Currently engineers can take highly sensitive measurements using specialized systems such as chromatographs, but these systems are large and their measurement processes often require too much time. Semiconductor gas sensors, on the other hand, offer small form factors and work in real-time. Unfortunately their sensitivity is generally measured in parts per million—too low to detect many gas components.
Fujitsu has out-performed existing technologies by replacing silicon transistor gates with sheets of graphene. When a gas molecule adheres to the graphene, the graphene's functionality changes, significantly modifying the switching characteristics of the silicon transistor. This enables the device to detect gas.
Some developers have proposed designs that measure the change in resistance across the graphene when a gas adheres to the carbon material. Unfortunately resistance varies too little in the presence of one-part-per-million concentrations of gases. This performance cannot meet the needs of many real-world applications.
Fujitsu’s sensor, on the other hand, easily delivers the performance required. Tests have shown that the company’s sensor can detect concentrations lower than tens of parts per billion (ppb) of nitrogen dioxide and ammonia, while improving nitrogen dioxide sensitivity tenfold (less than 1 ppb).

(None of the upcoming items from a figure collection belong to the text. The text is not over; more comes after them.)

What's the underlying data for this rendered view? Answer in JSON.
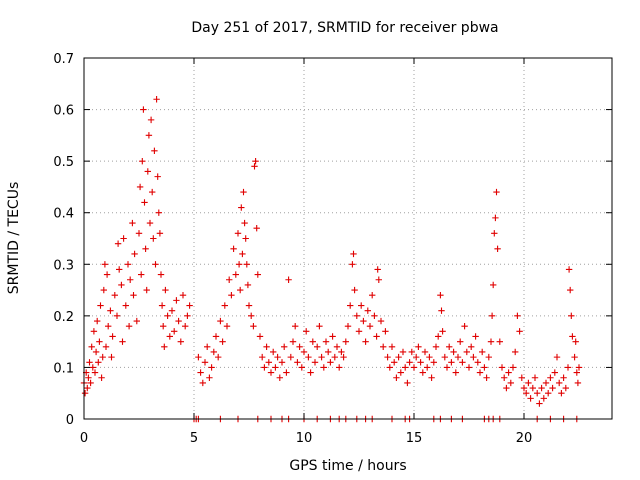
{
  "chart_data": {
    "type": "scatter",
    "title": "Day 251 of 2017, SRMTID for receiver pbwa",
    "xlabel": "GPS time / hours",
    "ylabel": "SRMTID / TECUs",
    "xlim": [
      0,
      24
    ],
    "ylim": [
      0,
      0.7
    ],
    "x_ticks": [
      0,
      5,
      10,
      15,
      20
    ],
    "x_tick_labels": [
      "0",
      "5",
      "10",
      "15",
      "20"
    ],
    "y_ticks": [
      0,
      0.1,
      0.2,
      0.3,
      0.4,
      0.5,
      0.6,
      0.7
    ],
    "y_tick_labels": [
      "0",
      "0.1",
      "0.2",
      "0.3",
      "0.4",
      "0.5",
      "0.6",
      "0.7"
    ],
    "grid": true,
    "marker": "plus",
    "color": "#e00000",
    "series": [
      {
        "name": "SRMTID",
        "points": [
          [
            0.0,
            0.07
          ],
          [
            0.05,
            0.05
          ],
          [
            0.1,
            0.09
          ],
          [
            0.15,
            0.06
          ],
          [
            0.2,
            0.08
          ],
          [
            0.25,
            0.11
          ],
          [
            0.3,
            0.07
          ],
          [
            0.35,
            0.14
          ],
          [
            0.4,
            0.1
          ],
          [
            0.45,
            0.17
          ],
          [
            0.5,
            0.09
          ],
          [
            0.55,
            0.13
          ],
          [
            0.6,
            0.19
          ],
          [
            0.65,
            0.11
          ],
          [
            0.7,
            0.15
          ],
          [
            0.75,
            0.22
          ],
          [
            0.8,
            0.08
          ],
          [
            0.85,
            0.12
          ],
          [
            0.9,
            0.25
          ],
          [
            0.95,
            0.3
          ],
          [
            1.0,
            0.14
          ],
          [
            1.05,
            0.28
          ],
          [
            1.1,
            0.18
          ],
          [
            1.2,
            0.21
          ],
          [
            1.25,
            0.12
          ],
          [
            1.3,
            0.16
          ],
          [
            1.4,
            0.24
          ],
          [
            1.5,
            0.2
          ],
          [
            1.55,
            0.34
          ],
          [
            1.6,
            0.29
          ],
          [
            1.7,
            0.26
          ],
          [
            1.75,
            0.15
          ],
          [
            1.8,
            0.35
          ],
          [
            1.9,
            0.22
          ],
          [
            2.0,
            0.3
          ],
          [
            2.05,
            0.18
          ],
          [
            2.1,
            0.27
          ],
          [
            2.2,
            0.38
          ],
          [
            2.25,
            0.24
          ],
          [
            2.3,
            0.32
          ],
          [
            2.4,
            0.19
          ],
          [
            2.5,
            0.36
          ],
          [
            2.55,
            0.45
          ],
          [
            2.6,
            0.28
          ],
          [
            2.65,
            0.5
          ],
          [
            2.7,
            0.6
          ],
          [
            2.75,
            0.42
          ],
          [
            2.8,
            0.33
          ],
          [
            2.85,
            0.25
          ],
          [
            2.9,
            0.48
          ],
          [
            2.95,
            0.55
          ],
          [
            3.0,
            0.38
          ],
          [
            3.05,
            0.58
          ],
          [
            3.1,
            0.44
          ],
          [
            3.15,
            0.35
          ],
          [
            3.2,
            0.52
          ],
          [
            3.25,
            0.3
          ],
          [
            3.3,
            0.62
          ],
          [
            3.35,
            0.47
          ],
          [
            3.4,
            0.4
          ],
          [
            3.45,
            0.36
          ],
          [
            3.5,
            0.28
          ],
          [
            3.55,
            0.22
          ],
          [
            3.6,
            0.18
          ],
          [
            3.65,
            0.14
          ],
          [
            3.7,
            0.25
          ],
          [
            3.8,
            0.2
          ],
          [
            3.9,
            0.16
          ],
          [
            4.0,
            0.21
          ],
          [
            4.1,
            0.17
          ],
          [
            4.2,
            0.23
          ],
          [
            4.3,
            0.19
          ],
          [
            4.4,
            0.15
          ],
          [
            4.5,
            0.24
          ],
          [
            4.6,
            0.18
          ],
          [
            4.7,
            0.2
          ],
          [
            4.8,
            0.22
          ],
          [
            5.2,
            0.12
          ],
          [
            5.3,
            0.09
          ],
          [
            5.4,
            0.07
          ],
          [
            5.5,
            0.11
          ],
          [
            5.6,
            0.14
          ],
          [
            5.7,
            0.08
          ],
          [
            5.8,
            0.1
          ],
          [
            5.9,
            0.13
          ],
          [
            6.0,
            0.16
          ],
          [
            6.1,
            0.12
          ],
          [
            6.2,
            0.19
          ],
          [
            6.3,
            0.15
          ],
          [
            6.4,
            0.22
          ],
          [
            6.5,
            0.18
          ],
          [
            6.6,
            0.27
          ],
          [
            6.7,
            0.24
          ],
          [
            6.8,
            0.33
          ],
          [
            6.9,
            0.28
          ],
          [
            7.0,
            0.36
          ],
          [
            7.05,
            0.3
          ],
          [
            7.1,
            0.25
          ],
          [
            7.15,
            0.41
          ],
          [
            7.2,
            0.32
          ],
          [
            7.25,
            0.44
          ],
          [
            7.3,
            0.38
          ],
          [
            7.35,
            0.35
          ],
          [
            7.4,
            0.3
          ],
          [
            7.45,
            0.26
          ],
          [
            7.5,
            0.22
          ],
          [
            7.6,
            0.2
          ],
          [
            7.7,
            0.18
          ],
          [
            7.75,
            0.49
          ],
          [
            7.8,
            0.5
          ],
          [
            7.85,
            0.37
          ],
          [
            7.9,
            0.28
          ],
          [
            8.0,
            0.16
          ],
          [
            8.1,
            0.12
          ],
          [
            8.2,
            0.1
          ],
          [
            8.3,
            0.14
          ],
          [
            8.4,
            0.11
          ],
          [
            8.5,
            0.09
          ],
          [
            8.6,
            0.13
          ],
          [
            8.7,
            0.1
          ],
          [
            8.8,
            0.12
          ],
          [
            8.9,
            0.08
          ],
          [
            9.0,
            0.11
          ],
          [
            9.1,
            0.14
          ],
          [
            9.2,
            0.09
          ],
          [
            9.3,
            0.27
          ],
          [
            9.4,
            0.12
          ],
          [
            9.5,
            0.15
          ],
          [
            9.6,
            0.18
          ],
          [
            9.7,
            0.11
          ],
          [
            9.8,
            0.14
          ],
          [
            9.9,
            0.1
          ],
          [
            10.0,
            0.13
          ],
          [
            10.1,
            0.17
          ],
          [
            10.2,
            0.12
          ],
          [
            10.3,
            0.09
          ],
          [
            10.4,
            0.15
          ],
          [
            10.5,
            0.11
          ],
          [
            10.6,
            0.14
          ],
          [
            10.7,
            0.18
          ],
          [
            10.8,
            0.12
          ],
          [
            10.9,
            0.1
          ],
          [
            11.0,
            0.15
          ],
          [
            11.1,
            0.13
          ],
          [
            11.2,
            0.11
          ],
          [
            11.3,
            0.16
          ],
          [
            11.4,
            0.12
          ],
          [
            11.5,
            0.14
          ],
          [
            11.6,
            0.1
          ],
          [
            11.7,
            0.13
          ],
          [
            11.8,
            0.12
          ],
          [
            11.9,
            0.15
          ],
          [
            12.0,
            0.18
          ],
          [
            12.1,
            0.22
          ],
          [
            12.2,
            0.3
          ],
          [
            12.25,
            0.32
          ],
          [
            12.3,
            0.25
          ],
          [
            12.4,
            0.2
          ],
          [
            12.5,
            0.17
          ],
          [
            12.6,
            0.22
          ],
          [
            12.7,
            0.19
          ],
          [
            12.8,
            0.15
          ],
          [
            12.9,
            0.21
          ],
          [
            13.0,
            0.18
          ],
          [
            13.1,
            0.24
          ],
          [
            13.2,
            0.2
          ],
          [
            13.3,
            0.16
          ],
          [
            13.35,
            0.29
          ],
          [
            13.4,
            0.27
          ],
          [
            13.5,
            0.19
          ],
          [
            13.6,
            0.14
          ],
          [
            13.7,
            0.17
          ],
          [
            13.8,
            0.12
          ],
          [
            13.9,
            0.1
          ],
          [
            14.0,
            0.14
          ],
          [
            14.1,
            0.11
          ],
          [
            14.2,
            0.08
          ],
          [
            14.3,
            0.12
          ],
          [
            14.4,
            0.09
          ],
          [
            14.5,
            0.13
          ],
          [
            14.6,
            0.1
          ],
          [
            14.7,
            0.07
          ],
          [
            14.8,
            0.11
          ],
          [
            14.9,
            0.13
          ],
          [
            15.0,
            0.1
          ],
          [
            15.1,
            0.12
          ],
          [
            15.2,
            0.14
          ],
          [
            15.3,
            0.11
          ],
          [
            15.4,
            0.09
          ],
          [
            15.5,
            0.13
          ],
          [
            15.6,
            0.1
          ],
          [
            15.7,
            0.12
          ],
          [
            15.8,
            0.08
          ],
          [
            15.9,
            0.11
          ],
          [
            16.0,
            0.14
          ],
          [
            16.1,
            0.16
          ],
          [
            16.2,
            0.24
          ],
          [
            16.25,
            0.21
          ],
          [
            16.3,
            0.17
          ],
          [
            16.4,
            0.12
          ],
          [
            16.5,
            0.1
          ],
          [
            16.6,
            0.14
          ],
          [
            16.7,
            0.11
          ],
          [
            16.8,
            0.13
          ],
          [
            16.9,
            0.09
          ],
          [
            17.0,
            0.12
          ],
          [
            17.1,
            0.15
          ],
          [
            17.2,
            0.11
          ],
          [
            17.3,
            0.18
          ],
          [
            17.4,
            0.13
          ],
          [
            17.5,
            0.1
          ],
          [
            17.6,
            0.14
          ],
          [
            17.7,
            0.12
          ],
          [
            17.8,
            0.16
          ],
          [
            17.9,
            0.11
          ],
          [
            18.0,
            0.09
          ],
          [
            18.1,
            0.13
          ],
          [
            18.2,
            0.1
          ],
          [
            18.3,
            0.08
          ],
          [
            18.4,
            0.12
          ],
          [
            18.5,
            0.15
          ],
          [
            18.55,
            0.2
          ],
          [
            18.6,
            0.26
          ],
          [
            18.65,
            0.36
          ],
          [
            18.7,
            0.39
          ],
          [
            18.75,
            0.44
          ],
          [
            18.8,
            0.33
          ],
          [
            18.9,
            0.15
          ],
          [
            19.0,
            0.1
          ],
          [
            19.1,
            0.08
          ],
          [
            19.2,
            0.06
          ],
          [
            19.3,
            0.09
          ],
          [
            19.4,
            0.07
          ],
          [
            19.5,
            0.1
          ],
          [
            19.6,
            0.13
          ],
          [
            19.7,
            0.2
          ],
          [
            19.8,
            0.17
          ],
          [
            19.9,
            0.08
          ],
          [
            20.0,
            0.06
          ],
          [
            20.1,
            0.05
          ],
          [
            20.2,
            0.07
          ],
          [
            20.3,
            0.04
          ],
          [
            20.4,
            0.06
          ],
          [
            20.5,
            0.08
          ],
          [
            20.6,
            0.05
          ],
          [
            20.7,
            0.03
          ],
          [
            20.8,
            0.06
          ],
          [
            20.9,
            0.04
          ],
          [
            21.0,
            0.07
          ],
          [
            21.1,
            0.05
          ],
          [
            21.2,
            0.08
          ],
          [
            21.3,
            0.06
          ],
          [
            21.4,
            0.09
          ],
          [
            21.5,
            0.12
          ],
          [
            21.6,
            0.07
          ],
          [
            21.7,
            0.05
          ],
          [
            21.8,
            0.08
          ],
          [
            21.9,
            0.06
          ],
          [
            22.0,
            0.1
          ],
          [
            22.05,
            0.29
          ],
          [
            22.1,
            0.25
          ],
          [
            22.15,
            0.2
          ],
          [
            22.2,
            0.16
          ],
          [
            22.3,
            0.12
          ],
          [
            22.35,
            0.15
          ],
          [
            22.4,
            0.09
          ],
          [
            22.45,
            0.07
          ],
          [
            22.5,
            0.1
          ]
        ]
      },
      {
        "name": "baseline markers",
        "points": [
          [
            5.0,
            0
          ],
          [
            5.1,
            0
          ],
          [
            5.2,
            0
          ],
          [
            6.2,
            0
          ],
          [
            7.0,
            0
          ],
          [
            7.9,
            0
          ],
          [
            8.5,
            0
          ],
          [
            9.0,
            0
          ],
          [
            9.3,
            0
          ],
          [
            10.0,
            0
          ],
          [
            10.6,
            0
          ],
          [
            11.2,
            0
          ],
          [
            11.6,
            0
          ],
          [
            11.9,
            0
          ],
          [
            12.4,
            0
          ],
          [
            12.8,
            0
          ],
          [
            13.1,
            0
          ],
          [
            14.0,
            0
          ],
          [
            14.6,
            0
          ],
          [
            14.8,
            0
          ],
          [
            15.9,
            0
          ],
          [
            16.2,
            0
          ],
          [
            16.7,
            0
          ],
          [
            17.2,
            0
          ],
          [
            18.2,
            0
          ],
          [
            18.4,
            0
          ],
          [
            18.6,
            0
          ],
          [
            18.9,
            0
          ],
          [
            20.6,
            0
          ],
          [
            21.2,
            0
          ],
          [
            21.8,
            0
          ],
          [
            22.4,
            0
          ]
        ]
      }
    ]
  }
}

The company’s engineers expect the new design will open the door for a new breed of sensors that can measure very low levels of specific gas components on a ppb scale. This will provide scientists with portable instruments capable of measuring air quality and detecting air pollution. The same technology promises to help healthcare workers and simplify detection of gas components in breath, enabling them to quickly discover lifestyle diseases such as atherosclerosis, diabetes, and alcohol and drug abuse.